Подтверждаю фактами.

Корней — первый детский поэт в истории не только советской, но и русской поэзии. Однако «Крокодилу», написанному в 1917 году, предшествовала статья «Лидия Чарская», короткая и безжалостная расчистка почвы для всего, что было впоследствии сделано в детской литературе.

Вот как эта статья начинается:

«Слава богу: в России опять появился великий писатель, и я тороплюсь поскорее обрадовать этой радостью Россию.

Открыла нового гения маленькая девочка Леля. Несколько лет назад Леля заявила в печати: «Из великих русских писателей я считаю своей любимой писательницей Л. А. Чарскую».

А девочка Ляля подхватила: «У меня два любимых писателя: Пушкин и Чарская».

«Своими любимыми писателями я считаю Лермонтова, Гоголя и Чарскую».
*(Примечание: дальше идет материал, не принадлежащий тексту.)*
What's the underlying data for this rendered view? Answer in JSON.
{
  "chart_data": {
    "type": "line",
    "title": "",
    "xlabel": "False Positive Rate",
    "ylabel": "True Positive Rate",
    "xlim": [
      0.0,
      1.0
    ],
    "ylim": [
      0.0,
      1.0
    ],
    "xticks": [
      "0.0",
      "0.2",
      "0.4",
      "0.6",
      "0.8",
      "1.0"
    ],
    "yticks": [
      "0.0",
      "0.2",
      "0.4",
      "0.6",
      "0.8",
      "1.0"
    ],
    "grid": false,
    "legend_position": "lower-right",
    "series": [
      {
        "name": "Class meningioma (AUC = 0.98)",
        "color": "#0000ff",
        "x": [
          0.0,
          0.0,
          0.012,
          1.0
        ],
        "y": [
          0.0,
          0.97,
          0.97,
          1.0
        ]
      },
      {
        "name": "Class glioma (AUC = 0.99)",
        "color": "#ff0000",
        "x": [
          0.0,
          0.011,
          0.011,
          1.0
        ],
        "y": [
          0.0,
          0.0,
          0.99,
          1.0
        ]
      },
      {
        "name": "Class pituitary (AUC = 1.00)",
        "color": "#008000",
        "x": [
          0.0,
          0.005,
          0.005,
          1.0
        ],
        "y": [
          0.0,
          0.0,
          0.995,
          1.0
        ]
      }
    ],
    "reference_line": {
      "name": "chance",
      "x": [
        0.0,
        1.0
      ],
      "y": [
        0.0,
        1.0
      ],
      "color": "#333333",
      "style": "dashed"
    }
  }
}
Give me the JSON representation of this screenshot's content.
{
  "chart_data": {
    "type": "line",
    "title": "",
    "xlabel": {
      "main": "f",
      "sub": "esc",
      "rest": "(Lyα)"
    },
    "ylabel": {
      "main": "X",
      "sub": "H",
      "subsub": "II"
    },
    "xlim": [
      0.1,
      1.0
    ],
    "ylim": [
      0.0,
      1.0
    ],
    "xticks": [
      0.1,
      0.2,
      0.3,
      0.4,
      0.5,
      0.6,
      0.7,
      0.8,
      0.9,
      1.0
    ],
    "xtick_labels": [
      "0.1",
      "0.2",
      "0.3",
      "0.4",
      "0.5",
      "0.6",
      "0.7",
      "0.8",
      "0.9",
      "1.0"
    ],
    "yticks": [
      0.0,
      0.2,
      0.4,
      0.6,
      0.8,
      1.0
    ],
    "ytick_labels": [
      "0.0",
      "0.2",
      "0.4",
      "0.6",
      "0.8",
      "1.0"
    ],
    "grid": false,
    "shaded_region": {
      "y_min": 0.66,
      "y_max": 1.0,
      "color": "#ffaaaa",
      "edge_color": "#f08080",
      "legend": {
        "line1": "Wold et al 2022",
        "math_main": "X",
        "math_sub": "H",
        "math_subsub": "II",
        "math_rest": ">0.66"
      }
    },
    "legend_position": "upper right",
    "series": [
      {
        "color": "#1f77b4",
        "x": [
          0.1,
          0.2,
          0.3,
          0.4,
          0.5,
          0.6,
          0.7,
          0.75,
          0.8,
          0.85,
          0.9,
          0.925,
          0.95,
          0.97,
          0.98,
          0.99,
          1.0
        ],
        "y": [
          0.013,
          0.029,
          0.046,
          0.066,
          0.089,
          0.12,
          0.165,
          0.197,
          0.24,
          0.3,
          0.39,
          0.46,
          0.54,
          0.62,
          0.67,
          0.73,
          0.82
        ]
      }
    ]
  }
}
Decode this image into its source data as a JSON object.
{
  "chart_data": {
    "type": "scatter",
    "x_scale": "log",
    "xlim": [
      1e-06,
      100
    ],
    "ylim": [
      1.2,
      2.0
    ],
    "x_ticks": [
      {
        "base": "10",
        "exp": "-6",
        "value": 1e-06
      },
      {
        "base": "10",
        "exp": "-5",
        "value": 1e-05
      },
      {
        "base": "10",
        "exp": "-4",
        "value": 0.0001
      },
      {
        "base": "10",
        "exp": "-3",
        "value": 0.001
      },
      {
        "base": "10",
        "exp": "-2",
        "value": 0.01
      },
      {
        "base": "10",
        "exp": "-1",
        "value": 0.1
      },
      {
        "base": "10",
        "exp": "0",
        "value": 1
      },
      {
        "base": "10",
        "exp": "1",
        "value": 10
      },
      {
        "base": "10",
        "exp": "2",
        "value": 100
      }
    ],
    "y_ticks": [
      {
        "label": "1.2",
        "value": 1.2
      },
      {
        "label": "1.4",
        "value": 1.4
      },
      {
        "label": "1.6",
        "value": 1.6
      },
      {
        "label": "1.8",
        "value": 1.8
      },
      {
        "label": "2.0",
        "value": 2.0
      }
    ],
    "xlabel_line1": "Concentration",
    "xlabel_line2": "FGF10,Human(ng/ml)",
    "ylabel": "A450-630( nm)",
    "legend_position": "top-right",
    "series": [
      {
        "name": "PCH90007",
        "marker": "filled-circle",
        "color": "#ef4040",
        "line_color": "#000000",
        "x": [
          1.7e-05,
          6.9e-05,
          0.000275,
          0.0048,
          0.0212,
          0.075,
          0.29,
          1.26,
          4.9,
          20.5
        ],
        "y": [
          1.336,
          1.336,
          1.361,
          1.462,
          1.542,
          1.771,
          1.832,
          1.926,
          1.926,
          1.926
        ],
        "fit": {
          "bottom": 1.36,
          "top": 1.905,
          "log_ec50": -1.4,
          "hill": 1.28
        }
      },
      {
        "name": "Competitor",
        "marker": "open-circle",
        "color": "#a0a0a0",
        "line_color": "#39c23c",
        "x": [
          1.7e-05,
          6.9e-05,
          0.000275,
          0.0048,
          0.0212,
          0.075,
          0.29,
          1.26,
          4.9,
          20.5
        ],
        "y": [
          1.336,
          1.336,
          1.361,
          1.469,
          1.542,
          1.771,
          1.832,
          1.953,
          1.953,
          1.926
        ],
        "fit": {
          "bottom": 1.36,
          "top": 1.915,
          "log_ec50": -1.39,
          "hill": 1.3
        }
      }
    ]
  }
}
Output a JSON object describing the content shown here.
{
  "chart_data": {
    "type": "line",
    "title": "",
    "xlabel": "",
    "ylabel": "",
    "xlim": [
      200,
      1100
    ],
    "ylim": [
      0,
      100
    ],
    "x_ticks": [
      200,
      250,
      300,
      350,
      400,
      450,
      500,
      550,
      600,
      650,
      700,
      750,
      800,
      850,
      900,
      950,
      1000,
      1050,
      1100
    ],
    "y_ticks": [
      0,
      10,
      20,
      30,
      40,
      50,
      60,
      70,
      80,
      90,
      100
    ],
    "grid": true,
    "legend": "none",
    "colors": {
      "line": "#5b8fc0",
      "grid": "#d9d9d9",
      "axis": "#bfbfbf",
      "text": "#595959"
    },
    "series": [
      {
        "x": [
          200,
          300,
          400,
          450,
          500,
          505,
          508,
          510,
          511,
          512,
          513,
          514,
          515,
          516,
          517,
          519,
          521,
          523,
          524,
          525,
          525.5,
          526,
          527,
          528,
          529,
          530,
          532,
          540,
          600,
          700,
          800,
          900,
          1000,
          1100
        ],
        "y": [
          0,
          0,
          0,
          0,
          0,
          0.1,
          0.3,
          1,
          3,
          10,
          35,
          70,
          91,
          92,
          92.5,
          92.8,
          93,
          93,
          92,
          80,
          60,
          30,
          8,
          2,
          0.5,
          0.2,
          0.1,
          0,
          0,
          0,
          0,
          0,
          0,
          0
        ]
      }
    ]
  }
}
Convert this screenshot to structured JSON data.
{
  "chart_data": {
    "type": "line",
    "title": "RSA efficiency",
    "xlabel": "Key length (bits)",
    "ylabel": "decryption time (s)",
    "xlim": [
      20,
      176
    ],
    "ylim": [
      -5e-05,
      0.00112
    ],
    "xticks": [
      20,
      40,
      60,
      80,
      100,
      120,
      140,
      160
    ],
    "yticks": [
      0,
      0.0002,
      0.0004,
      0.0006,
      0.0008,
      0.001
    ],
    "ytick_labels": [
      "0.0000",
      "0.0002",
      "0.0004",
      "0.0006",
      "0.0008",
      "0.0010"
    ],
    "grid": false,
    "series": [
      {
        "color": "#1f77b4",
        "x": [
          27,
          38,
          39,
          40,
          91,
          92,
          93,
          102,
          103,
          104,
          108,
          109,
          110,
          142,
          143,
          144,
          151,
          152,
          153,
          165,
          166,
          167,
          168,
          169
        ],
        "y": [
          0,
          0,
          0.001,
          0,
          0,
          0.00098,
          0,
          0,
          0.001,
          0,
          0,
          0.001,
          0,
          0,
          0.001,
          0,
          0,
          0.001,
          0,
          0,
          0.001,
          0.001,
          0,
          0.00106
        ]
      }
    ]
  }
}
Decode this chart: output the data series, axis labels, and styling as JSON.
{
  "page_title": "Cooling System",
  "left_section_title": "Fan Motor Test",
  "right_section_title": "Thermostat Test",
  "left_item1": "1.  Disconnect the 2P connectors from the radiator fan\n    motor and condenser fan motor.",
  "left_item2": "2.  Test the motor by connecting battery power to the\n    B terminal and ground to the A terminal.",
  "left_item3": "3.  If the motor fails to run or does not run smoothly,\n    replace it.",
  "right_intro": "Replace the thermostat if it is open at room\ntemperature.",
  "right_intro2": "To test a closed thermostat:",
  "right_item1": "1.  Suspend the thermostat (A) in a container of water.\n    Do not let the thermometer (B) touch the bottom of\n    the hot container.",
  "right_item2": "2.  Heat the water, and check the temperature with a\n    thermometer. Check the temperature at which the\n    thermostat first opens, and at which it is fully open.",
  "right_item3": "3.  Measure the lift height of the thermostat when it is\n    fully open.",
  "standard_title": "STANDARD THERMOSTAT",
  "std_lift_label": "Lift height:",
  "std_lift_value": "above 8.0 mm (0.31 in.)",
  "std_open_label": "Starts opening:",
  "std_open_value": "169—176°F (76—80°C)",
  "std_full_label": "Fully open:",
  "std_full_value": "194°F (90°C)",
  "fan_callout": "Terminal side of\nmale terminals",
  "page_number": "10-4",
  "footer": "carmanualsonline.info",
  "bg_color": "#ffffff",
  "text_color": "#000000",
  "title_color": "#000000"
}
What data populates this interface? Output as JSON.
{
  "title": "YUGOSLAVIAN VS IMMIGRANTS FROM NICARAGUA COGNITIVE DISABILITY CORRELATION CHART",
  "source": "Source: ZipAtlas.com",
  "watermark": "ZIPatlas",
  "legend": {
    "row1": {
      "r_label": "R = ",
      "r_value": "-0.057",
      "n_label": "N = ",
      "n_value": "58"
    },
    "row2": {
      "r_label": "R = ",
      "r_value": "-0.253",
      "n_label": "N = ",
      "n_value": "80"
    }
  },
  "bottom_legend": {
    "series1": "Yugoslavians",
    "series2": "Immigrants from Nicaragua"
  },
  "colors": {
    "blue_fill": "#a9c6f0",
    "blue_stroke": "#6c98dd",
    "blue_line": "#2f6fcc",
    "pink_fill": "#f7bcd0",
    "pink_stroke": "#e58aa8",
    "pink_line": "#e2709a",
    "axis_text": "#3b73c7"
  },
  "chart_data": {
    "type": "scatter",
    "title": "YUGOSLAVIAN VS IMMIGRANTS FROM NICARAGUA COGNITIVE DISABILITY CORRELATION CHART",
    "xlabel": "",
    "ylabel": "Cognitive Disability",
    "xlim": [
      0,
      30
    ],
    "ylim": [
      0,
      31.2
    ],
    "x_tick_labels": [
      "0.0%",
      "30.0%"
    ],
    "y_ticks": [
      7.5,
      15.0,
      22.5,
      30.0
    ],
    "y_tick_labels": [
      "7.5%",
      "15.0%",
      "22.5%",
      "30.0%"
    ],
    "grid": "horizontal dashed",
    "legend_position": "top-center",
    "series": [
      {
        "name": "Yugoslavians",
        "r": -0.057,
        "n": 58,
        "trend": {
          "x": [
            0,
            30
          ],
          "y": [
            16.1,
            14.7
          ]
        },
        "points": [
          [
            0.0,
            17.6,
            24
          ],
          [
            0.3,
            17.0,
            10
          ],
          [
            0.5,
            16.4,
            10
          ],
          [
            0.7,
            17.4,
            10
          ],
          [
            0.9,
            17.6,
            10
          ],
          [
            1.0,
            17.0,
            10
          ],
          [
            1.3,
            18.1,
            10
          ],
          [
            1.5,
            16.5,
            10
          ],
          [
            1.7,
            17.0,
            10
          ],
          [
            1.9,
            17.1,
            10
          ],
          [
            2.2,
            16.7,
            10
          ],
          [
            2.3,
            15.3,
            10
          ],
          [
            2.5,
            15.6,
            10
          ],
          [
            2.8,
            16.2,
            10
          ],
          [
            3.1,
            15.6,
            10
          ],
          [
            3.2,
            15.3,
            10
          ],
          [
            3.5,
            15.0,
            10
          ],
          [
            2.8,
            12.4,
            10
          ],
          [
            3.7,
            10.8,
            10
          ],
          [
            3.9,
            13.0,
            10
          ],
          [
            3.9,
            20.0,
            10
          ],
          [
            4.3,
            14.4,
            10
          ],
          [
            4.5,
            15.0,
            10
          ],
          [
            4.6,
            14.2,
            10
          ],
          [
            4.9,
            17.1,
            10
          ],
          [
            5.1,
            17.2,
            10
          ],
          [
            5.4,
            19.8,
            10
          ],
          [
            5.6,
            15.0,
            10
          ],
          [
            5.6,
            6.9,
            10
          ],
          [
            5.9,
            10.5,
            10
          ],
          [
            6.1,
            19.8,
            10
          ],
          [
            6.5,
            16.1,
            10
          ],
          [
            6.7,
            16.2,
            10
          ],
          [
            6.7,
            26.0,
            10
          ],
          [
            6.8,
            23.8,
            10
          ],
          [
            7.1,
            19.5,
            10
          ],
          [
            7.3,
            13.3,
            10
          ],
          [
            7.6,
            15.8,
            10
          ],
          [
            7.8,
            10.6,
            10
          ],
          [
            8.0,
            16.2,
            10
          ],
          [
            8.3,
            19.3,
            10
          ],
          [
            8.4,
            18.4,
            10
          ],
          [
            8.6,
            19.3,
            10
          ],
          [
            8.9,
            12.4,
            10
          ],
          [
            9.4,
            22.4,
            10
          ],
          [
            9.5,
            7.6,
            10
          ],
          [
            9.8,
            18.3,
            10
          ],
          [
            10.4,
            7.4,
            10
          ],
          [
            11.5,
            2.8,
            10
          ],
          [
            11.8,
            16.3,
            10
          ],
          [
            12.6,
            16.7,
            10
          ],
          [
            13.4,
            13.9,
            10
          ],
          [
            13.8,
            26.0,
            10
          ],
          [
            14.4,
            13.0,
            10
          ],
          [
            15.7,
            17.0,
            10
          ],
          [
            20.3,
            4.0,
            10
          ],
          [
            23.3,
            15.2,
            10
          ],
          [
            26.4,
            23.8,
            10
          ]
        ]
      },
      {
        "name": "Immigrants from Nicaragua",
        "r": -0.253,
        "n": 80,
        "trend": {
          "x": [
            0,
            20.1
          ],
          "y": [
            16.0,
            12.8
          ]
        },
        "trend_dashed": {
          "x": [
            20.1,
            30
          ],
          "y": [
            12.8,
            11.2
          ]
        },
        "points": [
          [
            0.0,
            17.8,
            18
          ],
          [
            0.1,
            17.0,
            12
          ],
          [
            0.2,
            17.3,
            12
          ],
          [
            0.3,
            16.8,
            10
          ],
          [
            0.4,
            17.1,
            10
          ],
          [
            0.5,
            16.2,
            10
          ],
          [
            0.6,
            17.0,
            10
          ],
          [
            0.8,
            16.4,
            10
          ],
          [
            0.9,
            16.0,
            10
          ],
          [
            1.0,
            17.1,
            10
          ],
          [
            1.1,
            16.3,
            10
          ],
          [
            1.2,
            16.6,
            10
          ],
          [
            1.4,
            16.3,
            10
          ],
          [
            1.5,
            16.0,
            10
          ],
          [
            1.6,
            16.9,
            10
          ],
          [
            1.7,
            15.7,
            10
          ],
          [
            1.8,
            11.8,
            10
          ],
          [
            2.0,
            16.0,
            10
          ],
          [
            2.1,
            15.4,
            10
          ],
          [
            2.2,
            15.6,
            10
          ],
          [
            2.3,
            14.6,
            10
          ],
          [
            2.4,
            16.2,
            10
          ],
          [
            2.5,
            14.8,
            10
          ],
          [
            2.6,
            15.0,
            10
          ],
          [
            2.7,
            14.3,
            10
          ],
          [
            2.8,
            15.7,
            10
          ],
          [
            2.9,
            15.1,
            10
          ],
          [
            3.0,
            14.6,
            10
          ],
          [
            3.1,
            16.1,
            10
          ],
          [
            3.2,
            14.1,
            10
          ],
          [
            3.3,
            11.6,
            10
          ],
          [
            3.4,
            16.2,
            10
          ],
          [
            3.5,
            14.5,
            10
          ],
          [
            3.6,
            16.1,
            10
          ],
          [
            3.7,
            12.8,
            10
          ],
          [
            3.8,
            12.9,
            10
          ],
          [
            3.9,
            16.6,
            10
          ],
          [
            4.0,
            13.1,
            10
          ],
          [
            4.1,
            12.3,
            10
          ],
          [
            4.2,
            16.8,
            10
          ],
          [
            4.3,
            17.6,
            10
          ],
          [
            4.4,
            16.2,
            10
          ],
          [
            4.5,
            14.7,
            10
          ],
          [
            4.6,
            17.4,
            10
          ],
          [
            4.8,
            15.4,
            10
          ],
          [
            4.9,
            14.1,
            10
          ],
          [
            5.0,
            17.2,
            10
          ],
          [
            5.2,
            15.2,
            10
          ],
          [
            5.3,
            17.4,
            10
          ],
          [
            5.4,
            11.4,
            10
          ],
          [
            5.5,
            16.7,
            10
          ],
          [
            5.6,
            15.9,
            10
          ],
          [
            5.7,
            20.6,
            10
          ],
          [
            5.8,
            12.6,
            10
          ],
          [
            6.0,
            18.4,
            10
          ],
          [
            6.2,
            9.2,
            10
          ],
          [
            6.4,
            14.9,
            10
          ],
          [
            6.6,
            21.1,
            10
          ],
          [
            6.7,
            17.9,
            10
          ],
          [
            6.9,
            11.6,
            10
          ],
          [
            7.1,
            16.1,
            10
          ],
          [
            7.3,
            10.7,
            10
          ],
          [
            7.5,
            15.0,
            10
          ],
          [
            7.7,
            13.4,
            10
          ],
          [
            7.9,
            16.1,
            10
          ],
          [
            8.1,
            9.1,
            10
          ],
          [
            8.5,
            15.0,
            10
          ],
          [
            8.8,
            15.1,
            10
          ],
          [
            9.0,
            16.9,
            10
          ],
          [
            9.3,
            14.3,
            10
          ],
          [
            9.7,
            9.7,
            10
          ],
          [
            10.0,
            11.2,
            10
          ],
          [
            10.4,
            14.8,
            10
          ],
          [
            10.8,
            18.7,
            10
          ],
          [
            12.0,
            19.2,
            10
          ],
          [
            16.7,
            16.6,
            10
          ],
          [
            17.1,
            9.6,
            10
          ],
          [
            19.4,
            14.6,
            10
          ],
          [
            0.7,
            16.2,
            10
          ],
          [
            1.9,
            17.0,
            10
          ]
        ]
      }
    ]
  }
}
Эти отзывы я прочитал в детском журнале «Задушевное слово», где издавна принято печатать переписку детей, и от души порадовался, что новый гений сразу всеми оценен и признан. Обычно мы чествуем наших великих людей лишь на кладбище, но Чарская, к счастью, добилась триумфов при жизни. Вся молодая Россия поголовно преклоняется перед нею, все Лилечки, Лялечки и Лелечки».

У Чарской был по крайней мере один компонент великого писателя — великий успех. Корней этот успех сокрушил — веско и безжалостно. Такая победа — великая победа. Не вспоминают о ней разве потому, что она слишком велика — от противника не осталось ни дна, ни покрышки, не осталось даже воспоминания.

После удара, нанесенного Белинским, от Бенедиктова кое- что осталось, например книги в «Библиотеке поэта», выходящие и в наше время.

После расправы с Чарской — ничего: ни рожек, ни ножек.

В той же книге «Лица и маски» есть статья «Некрасов и модернисты» — предтеча всего Чуковского некрасоведения; статья «О детском языке» — набросок книги «От двух до пяти»; статья «Шевченко», предшествовавшая его многолетним работам над литературой советских народов.